Als Risikogruppen erfasst sind Neugeborene, die mindestens einen nord- oder schwarzafrikanischen Elternteil haben. Zusätzliche Risikogruppen, die geprüft werden, sind Personen mit einem Migrationshintergrund aus dem Nahen oder Mittleren Osten (Türkei, arabische Halbinsel und die dazwischen gelegenen arabischen Länder) und dem indischen Subkontinent.

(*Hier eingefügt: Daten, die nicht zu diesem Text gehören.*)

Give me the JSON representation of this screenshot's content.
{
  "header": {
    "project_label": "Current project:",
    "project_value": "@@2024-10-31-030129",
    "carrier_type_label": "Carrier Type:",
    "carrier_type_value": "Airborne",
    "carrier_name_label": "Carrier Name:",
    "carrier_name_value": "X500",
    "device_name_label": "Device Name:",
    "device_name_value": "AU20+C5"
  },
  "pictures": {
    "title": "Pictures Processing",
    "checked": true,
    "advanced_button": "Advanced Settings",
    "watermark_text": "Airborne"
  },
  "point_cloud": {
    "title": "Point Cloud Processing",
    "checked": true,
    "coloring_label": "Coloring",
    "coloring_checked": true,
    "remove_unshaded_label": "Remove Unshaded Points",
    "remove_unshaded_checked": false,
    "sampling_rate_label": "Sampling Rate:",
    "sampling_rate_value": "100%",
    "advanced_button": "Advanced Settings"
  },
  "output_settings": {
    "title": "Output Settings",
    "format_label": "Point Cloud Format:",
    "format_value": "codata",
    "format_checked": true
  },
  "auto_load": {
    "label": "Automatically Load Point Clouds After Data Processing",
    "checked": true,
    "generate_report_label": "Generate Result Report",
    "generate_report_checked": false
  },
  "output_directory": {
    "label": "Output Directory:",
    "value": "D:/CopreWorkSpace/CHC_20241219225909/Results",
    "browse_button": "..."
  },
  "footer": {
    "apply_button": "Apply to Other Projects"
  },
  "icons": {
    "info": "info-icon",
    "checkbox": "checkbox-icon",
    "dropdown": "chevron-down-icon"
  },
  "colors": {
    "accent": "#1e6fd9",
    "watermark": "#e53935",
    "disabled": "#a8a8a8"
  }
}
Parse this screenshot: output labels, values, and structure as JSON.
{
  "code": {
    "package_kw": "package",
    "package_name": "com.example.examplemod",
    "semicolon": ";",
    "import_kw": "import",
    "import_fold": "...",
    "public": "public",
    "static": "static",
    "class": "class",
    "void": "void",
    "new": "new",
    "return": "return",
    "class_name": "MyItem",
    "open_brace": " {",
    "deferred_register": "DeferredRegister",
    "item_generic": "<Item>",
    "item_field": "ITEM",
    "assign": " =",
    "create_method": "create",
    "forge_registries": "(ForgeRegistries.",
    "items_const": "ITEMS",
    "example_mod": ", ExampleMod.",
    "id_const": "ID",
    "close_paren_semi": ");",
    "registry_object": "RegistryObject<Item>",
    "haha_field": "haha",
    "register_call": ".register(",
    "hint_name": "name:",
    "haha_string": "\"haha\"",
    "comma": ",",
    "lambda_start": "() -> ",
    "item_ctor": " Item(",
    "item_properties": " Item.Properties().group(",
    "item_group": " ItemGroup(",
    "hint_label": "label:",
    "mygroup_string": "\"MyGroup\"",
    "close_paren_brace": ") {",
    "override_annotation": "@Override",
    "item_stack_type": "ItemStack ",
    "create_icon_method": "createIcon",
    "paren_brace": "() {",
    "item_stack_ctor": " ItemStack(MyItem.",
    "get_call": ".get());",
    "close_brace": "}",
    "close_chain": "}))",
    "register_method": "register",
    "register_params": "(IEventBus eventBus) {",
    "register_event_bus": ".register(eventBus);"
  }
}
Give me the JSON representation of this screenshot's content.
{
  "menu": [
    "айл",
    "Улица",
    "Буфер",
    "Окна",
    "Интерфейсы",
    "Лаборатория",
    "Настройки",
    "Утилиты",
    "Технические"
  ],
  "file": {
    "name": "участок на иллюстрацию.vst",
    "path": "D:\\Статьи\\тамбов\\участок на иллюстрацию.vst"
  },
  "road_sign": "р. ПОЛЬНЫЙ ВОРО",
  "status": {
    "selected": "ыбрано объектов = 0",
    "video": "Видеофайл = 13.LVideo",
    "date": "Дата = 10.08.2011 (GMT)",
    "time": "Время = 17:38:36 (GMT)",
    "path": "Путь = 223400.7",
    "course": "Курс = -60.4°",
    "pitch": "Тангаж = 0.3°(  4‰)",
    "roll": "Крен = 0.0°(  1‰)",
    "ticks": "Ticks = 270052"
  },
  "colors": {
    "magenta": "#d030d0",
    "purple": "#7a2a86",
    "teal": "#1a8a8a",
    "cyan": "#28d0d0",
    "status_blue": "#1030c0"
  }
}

Der Rest setzt sich zusammen aus Immigranten aus einem relativ kleinen Küstenbereich in Südeuropa, nämlich Portugal, Süditalien, Griechenland und die Inseln Korsika und Sizilien.

Der Umfang der Überprüfung dieser Erbkrankheit hat in den letzten Jahren extrem zugenommen:
- 2000 fielen 19 % der Neugeborenen in Frankreich in diese Gruppe
- der Anteil wuchs 2007 auf 28,45 Prozent und 2010 auf 31,5 Prozentan
- 2015 betrug er schließlich 38,9 Prozent (im Großraum Paris betrug der Anteil übrigens 73,4 Prozent)

Eine große Unbekannte sind natürlich die Immigranten aus Südeuropa. Angesichts des massiven Anstiegs spricht aber einiges dafür, dass dieser Wert zu vernachlässigen ist. (...) Außerdem kann angeführt werden, dass die Autoren der Studie selbst die Einwanderung aus den afrikanischen Kolonien dafür verantwortlich machen."

Die "Bauchentscheidungen" bei den nächsten Präsidentenwahlen dürften also weiter im Schwinden begriffen sein.